Une primaire réussie

Pour la droite classique, cette primaire est une réussite exemplaire qui révèle plusieurs évolutions.

Tout d'abord, les lieutenants de la droite ne veulent plus de guerre des chefs. La lettre des 215 parlementaires qui "regrettent les attaques" d'Alain Juppé contre François Fillon et, encore plus, la lettre ouverte de Bernard Debré, particulièrement virulente, sont sans appel.
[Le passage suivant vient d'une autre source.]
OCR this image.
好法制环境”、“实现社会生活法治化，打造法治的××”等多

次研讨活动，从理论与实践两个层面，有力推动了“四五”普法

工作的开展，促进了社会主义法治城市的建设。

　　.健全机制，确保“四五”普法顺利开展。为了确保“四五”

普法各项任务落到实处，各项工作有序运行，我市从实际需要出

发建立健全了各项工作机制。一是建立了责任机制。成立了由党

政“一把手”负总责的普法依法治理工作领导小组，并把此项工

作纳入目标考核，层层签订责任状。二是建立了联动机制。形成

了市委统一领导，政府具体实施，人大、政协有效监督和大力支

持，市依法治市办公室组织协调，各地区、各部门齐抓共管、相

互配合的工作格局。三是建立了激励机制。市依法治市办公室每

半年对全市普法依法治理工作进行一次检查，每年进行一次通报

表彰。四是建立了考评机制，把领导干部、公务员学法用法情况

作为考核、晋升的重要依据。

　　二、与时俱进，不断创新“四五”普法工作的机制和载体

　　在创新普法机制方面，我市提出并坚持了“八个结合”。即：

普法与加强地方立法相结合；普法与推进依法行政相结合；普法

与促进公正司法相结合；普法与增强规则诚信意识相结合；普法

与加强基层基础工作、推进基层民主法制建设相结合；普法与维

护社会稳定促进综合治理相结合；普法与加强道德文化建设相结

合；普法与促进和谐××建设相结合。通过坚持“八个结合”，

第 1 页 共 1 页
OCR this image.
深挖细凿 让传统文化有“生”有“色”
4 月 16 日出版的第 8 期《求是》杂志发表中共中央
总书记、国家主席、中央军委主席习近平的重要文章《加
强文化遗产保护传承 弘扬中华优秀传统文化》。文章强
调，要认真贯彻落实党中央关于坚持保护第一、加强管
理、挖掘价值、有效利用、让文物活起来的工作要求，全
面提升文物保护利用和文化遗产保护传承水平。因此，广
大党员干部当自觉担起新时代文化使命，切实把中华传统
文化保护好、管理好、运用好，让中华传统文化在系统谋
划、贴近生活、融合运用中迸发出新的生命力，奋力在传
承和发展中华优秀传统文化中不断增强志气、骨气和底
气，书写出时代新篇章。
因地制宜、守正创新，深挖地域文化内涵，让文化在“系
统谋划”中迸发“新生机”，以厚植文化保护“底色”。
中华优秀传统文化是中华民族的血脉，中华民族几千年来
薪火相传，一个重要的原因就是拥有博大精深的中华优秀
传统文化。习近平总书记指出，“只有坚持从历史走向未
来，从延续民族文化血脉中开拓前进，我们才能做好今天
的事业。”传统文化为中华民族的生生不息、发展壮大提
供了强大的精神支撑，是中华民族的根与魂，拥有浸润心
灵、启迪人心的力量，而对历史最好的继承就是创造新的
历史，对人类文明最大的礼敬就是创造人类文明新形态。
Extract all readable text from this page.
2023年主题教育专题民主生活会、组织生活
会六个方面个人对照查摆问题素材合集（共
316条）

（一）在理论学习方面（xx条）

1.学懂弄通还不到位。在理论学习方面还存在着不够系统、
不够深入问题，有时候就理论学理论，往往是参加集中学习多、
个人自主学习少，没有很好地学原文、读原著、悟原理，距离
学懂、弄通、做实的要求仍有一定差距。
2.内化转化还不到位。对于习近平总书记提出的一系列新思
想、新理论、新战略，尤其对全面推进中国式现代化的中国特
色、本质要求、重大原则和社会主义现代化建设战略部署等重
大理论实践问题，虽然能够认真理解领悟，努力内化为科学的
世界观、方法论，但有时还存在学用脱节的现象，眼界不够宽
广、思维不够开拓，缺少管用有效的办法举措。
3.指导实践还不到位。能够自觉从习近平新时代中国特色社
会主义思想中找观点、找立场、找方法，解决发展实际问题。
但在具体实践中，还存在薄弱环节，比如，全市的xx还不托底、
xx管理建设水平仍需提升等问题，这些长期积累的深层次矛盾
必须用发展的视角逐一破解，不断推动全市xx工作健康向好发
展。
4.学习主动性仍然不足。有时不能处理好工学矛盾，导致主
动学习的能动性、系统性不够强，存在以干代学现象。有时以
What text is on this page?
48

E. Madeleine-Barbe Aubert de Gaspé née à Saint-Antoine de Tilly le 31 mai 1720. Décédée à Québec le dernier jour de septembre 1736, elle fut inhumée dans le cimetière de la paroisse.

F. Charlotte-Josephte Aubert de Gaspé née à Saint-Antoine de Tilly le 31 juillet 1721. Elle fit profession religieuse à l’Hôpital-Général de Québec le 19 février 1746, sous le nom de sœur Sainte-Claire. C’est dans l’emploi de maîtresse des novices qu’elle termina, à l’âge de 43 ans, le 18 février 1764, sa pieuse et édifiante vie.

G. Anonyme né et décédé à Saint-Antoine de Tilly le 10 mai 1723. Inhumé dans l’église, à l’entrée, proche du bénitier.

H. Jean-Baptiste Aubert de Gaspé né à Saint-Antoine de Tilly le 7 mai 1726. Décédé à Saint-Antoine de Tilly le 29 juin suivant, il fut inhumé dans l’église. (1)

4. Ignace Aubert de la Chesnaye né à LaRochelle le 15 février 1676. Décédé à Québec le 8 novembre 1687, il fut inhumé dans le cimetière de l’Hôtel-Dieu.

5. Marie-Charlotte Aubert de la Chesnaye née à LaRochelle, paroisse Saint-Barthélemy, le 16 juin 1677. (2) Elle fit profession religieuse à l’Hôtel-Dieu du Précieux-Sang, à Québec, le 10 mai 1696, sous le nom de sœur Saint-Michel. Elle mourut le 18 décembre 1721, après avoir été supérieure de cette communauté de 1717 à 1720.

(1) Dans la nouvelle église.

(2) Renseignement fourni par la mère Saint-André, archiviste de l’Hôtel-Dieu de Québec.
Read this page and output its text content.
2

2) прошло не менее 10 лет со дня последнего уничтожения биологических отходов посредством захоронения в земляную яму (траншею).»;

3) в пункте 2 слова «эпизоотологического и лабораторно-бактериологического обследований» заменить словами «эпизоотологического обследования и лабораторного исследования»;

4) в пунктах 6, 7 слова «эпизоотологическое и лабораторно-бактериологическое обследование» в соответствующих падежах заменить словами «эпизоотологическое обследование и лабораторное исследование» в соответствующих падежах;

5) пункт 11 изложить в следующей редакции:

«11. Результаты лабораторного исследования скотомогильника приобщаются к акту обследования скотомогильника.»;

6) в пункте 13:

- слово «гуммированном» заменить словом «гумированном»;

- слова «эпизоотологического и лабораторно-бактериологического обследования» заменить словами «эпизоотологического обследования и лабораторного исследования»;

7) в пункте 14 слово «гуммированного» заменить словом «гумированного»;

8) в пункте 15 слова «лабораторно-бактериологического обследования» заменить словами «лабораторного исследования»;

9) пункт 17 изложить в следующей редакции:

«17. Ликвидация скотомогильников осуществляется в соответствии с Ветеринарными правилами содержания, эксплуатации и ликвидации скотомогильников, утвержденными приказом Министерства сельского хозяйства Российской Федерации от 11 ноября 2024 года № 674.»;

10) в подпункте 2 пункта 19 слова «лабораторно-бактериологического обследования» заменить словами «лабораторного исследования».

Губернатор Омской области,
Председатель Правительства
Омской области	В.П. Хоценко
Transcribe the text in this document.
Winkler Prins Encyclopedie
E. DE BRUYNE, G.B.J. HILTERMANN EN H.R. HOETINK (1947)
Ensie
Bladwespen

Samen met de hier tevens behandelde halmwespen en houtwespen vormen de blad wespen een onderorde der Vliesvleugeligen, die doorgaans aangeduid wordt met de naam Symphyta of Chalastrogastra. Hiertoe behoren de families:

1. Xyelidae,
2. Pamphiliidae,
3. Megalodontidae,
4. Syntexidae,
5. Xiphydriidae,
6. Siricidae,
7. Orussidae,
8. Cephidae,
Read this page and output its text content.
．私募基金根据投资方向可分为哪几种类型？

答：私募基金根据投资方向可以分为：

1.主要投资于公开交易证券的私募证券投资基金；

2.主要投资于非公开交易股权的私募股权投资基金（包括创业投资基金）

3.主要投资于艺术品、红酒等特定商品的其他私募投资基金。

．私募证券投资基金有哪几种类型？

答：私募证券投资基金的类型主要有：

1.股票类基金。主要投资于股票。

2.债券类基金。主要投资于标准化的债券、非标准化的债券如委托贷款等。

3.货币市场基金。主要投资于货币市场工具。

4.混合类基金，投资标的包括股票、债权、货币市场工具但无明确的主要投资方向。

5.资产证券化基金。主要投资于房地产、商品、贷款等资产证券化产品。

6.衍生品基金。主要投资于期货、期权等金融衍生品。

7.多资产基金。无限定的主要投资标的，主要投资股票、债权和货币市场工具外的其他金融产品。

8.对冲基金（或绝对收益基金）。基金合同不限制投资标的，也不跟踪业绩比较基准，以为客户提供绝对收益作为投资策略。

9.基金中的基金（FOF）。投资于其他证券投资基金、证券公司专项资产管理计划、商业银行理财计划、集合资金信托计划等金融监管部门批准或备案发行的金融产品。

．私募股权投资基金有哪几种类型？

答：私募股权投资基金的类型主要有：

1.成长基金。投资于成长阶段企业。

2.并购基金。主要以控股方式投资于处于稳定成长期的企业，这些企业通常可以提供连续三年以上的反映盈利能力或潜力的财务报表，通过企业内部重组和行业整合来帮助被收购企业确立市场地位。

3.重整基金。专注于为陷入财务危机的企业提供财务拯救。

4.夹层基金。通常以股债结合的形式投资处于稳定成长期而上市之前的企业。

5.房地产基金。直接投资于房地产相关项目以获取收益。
Ensuite, une partie importante de la base électorale de la droite est complètement décomplexée. Elle est en ordre de marche pour suivre son nouveau général, même si, ici ou là, tel ou tel électeur aurait probablement préféré une autre variante du programme. Notamment, le quidam de droite est prêt à travailler plus : certes, chacun espère bien que c'est son voisin qui sera privé de "ses privilèges abusifs" et non lui-même.  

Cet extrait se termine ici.